In my book, Measuring Business Intelligence Success, I created the TBIA Business Intelligence Capability Maturity Model (BI-CMM), which defines a comprehensive business intelligence (BI) audit program. The BI-CMM provides a blueprint for audits and includes:

  1. What is to be audited? Definitions and descriptions of the BI assets.
  2. Measurement factors/ key performance indicators (KPIs). Business drivers and integral aspects of the assets have been identified which are used to rate the BI assets.
  3. A scale to be used for measurement. Industry guidelines and best practices have been identified and grouped into categories as a scale against which an organization may be measured.
  4. An audit methodology. Each of the steps or processes in the audit, along with audit guidelines and available tools are defined.
  5. How to use the results. The audit methodology in the TBIA BI-CMM includes a well-defined program for using the results of the BI audit. This is an action response program directed at improving the BI asset base for the organization.

In my first series of columns, I described measurement factors, i.e., KPIs, to be used in auditing the assets. In this series, I will define and describe all the parts of the BI asset base. There are currently some ambiguities within the industry related to these BI assets. However, for the first time, every BI component will be identified and described in sufficient detail to ensure a clear understanding of the place of that component in the BI asset structure.

The Business Intelligence Asset Base

In order to review and assess BI assets, it is necessary first to define those assets. We need to understand the exact nature of the spider web of data, infrastructures, constructs and software called BI.In first column of the series, I will define all the primary components of the BI asset base. I will also describe some of the graphics and tools that have been used within the TBIA BI-CMM to assist in driving, i.e., directing, the audit of these BI assets.

The BI-CMM

The TBIA BI-CMM includes graphics and tools that may be used to direct and document the audit process. The tools created to assist in the definition of the BI assets are the audit wheels. These audit wheels define each component of the BI asset base. There are three levels of audit wheels included in the TBIA BI-CMM. The summary level includes all the audit wheels (this will be presented in the later articles). The first level (Figure 1) outlines all the parts of the BI asset base. And, the double wheels, which include a second level audit wheel (Figure 2). The second level audit wheels for each component define each of the key assessment features for that component. The primary targets of the audit of the BI Assets are the key assessment features, which are depicted in the second level audit wheels.

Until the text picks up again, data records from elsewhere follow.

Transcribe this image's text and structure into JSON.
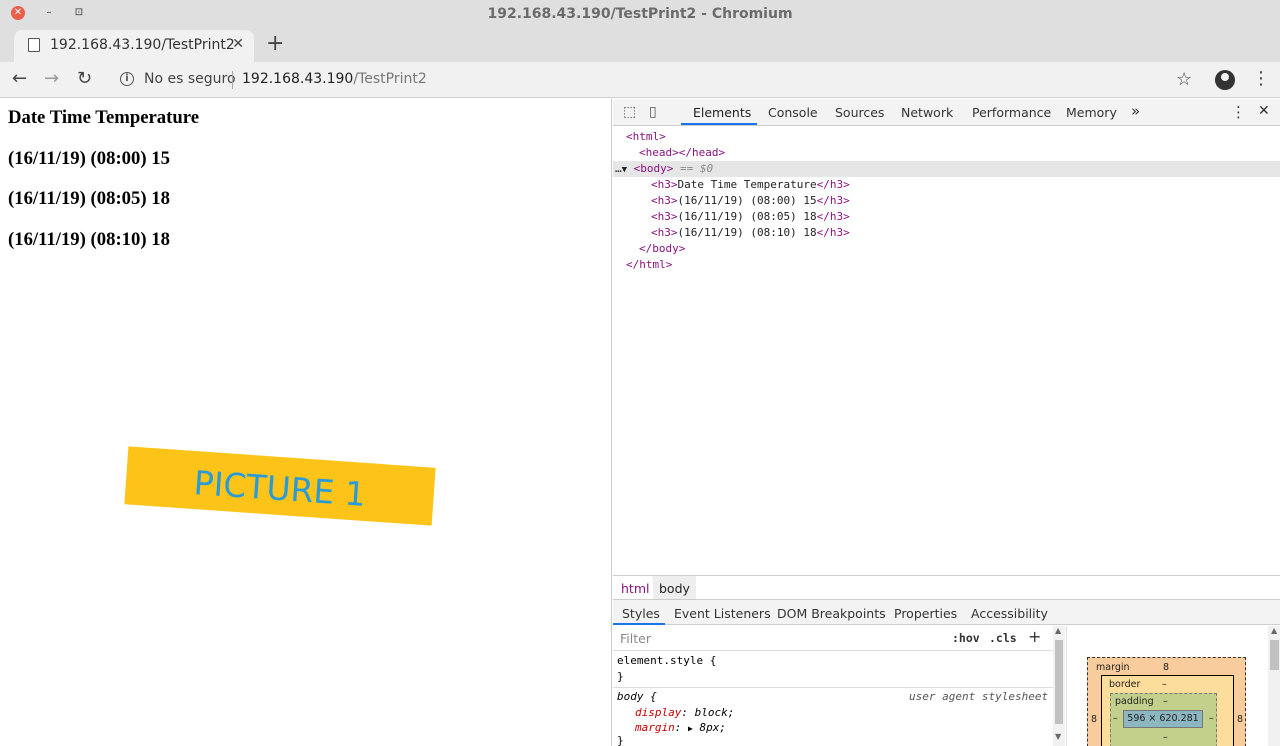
{
  "window": {
    "title": "192.168.43.190/TestPrint2 - Chromium",
    "close_glyph": "✕",
    "min_glyph": "–",
    "max_glyph": "⊡"
  },
  "tab": {
    "title": "192.168.43.190/TestPrint2",
    "close_glyph": "✕",
    "new_tab_glyph": "+"
  },
  "toolbar": {
    "back_glyph": "←",
    "forward_glyph": "→",
    "reload_glyph": "↻",
    "info_glyph": "i",
    "security_label": "No es seguro",
    "url_host": "192.168.43.190",
    "url_path": "/TestPrint2",
    "star_glyph": "☆",
    "menu_glyph": "⋮"
  },
  "page": {
    "headings": [
      "Date Time Temperature",
      "(16/11/19) (08:00) 15",
      "(16/11/19) (08:05) 18",
      "(16/11/19) (08:10) 18"
    ],
    "picture_label": "PICTURE 1",
    "picture_color": "#fcc419",
    "picture_text_color": "#2a9bd6"
  },
  "devtools": {
    "tabs": [
      "Elements",
      "Console",
      "Sources",
      "Network",
      "Performance",
      "Memory"
    ],
    "more_glyph": "»",
    "kebab_glyph": "⋮",
    "close_glyph": "✕",
    "active_tab": "Elements",
    "dom": {
      "html_open": "<html>",
      "head": "<head></head>",
      "body_dots": "…",
      "body_arrow": "▼",
      "body_open": "<body>",
      "body_eq": "== $0",
      "h3_lines": [
        "Date Time Temperature",
        "(16/11/19) (08:00) 15",
        "(16/11/19) (08:05) 18",
        "(16/11/19) (08:10) 18"
      ],
      "h3_open": "<h3>",
      "h3_close": "</h3>",
      "body_close": "</body>",
      "html_close": "</html>"
    },
    "breadcrumbs": [
      "html",
      "body"
    ],
    "subtabs": [
      "Styles",
      "Event Listeners",
      "DOM Breakpoints",
      "Properties",
      "Accessibility"
    ],
    "styles": {
      "filter_placeholder": "Filter",
      "hov": ":hov",
      "cls": ".cls",
      "plus": "+",
      "element_style_open": "element.style {",
      "brace_close": "}",
      "body_selector": "body {",
      "ua_label": "user agent stylesheet",
      "display_prop": "display",
      "display_val": "block;",
      "margin_prop": "margin",
      "margin_val": "8px;",
      "margin_arrow": "▶",
      "scroll_up": "▲",
      "scroll_down": "▼"
    },
    "box_model": {
      "margin_label": "margin",
      "margin_value": "8",
      "border_label": "border",
      "border_value": "–",
      "padding_label": "padding",
      "padding_value": "–",
      "content_size": "596 × 620.281",
      "side_margin": "8",
      "dash": "–"
    }
  }
}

Together, these BI-CMM audit wheels define the whole of the BI asset base and drive the audit process.

The BI Assets

Each of the primary components of the BI asset base is depicted in the audit wheel in Figure 1. I have defined three primary constructs for BI Assets – the data integration platform, analytics platform and the driver or bi engine, which powers the movement, integration and delivery of the BI product. The business information product has been decomposed into the data and metadata components. The infrastructures and “guts” of the platforms have been extracted and presented separately as the technical infrastructure and the nontechnical infrastructure so that we may carefully assess each of the parts, as entities apart from the architectures and presentation modes of the primary platforms. The development methodology is the set of processes and constructs which are used to create and manage the BI assets.

Following is a brief description of each of these components. Each will be described in more detail in the next few articles in this series.

  • Analytics Platform. The BI analytics platform supports all user interface for the information in the data integration library. All of the query, analysis, reporting and online analytical processing that make up BI applications for an organization are included in this component of the BI asset base.
  • Business Intelligence Engine. This BI Engine is the powerhouse and driver for BI. It collects data from multiple source systems, transforms and melds that data into a single, integrated library of information, which is accurate, integrated, cleansed, reconciled and easily accessible.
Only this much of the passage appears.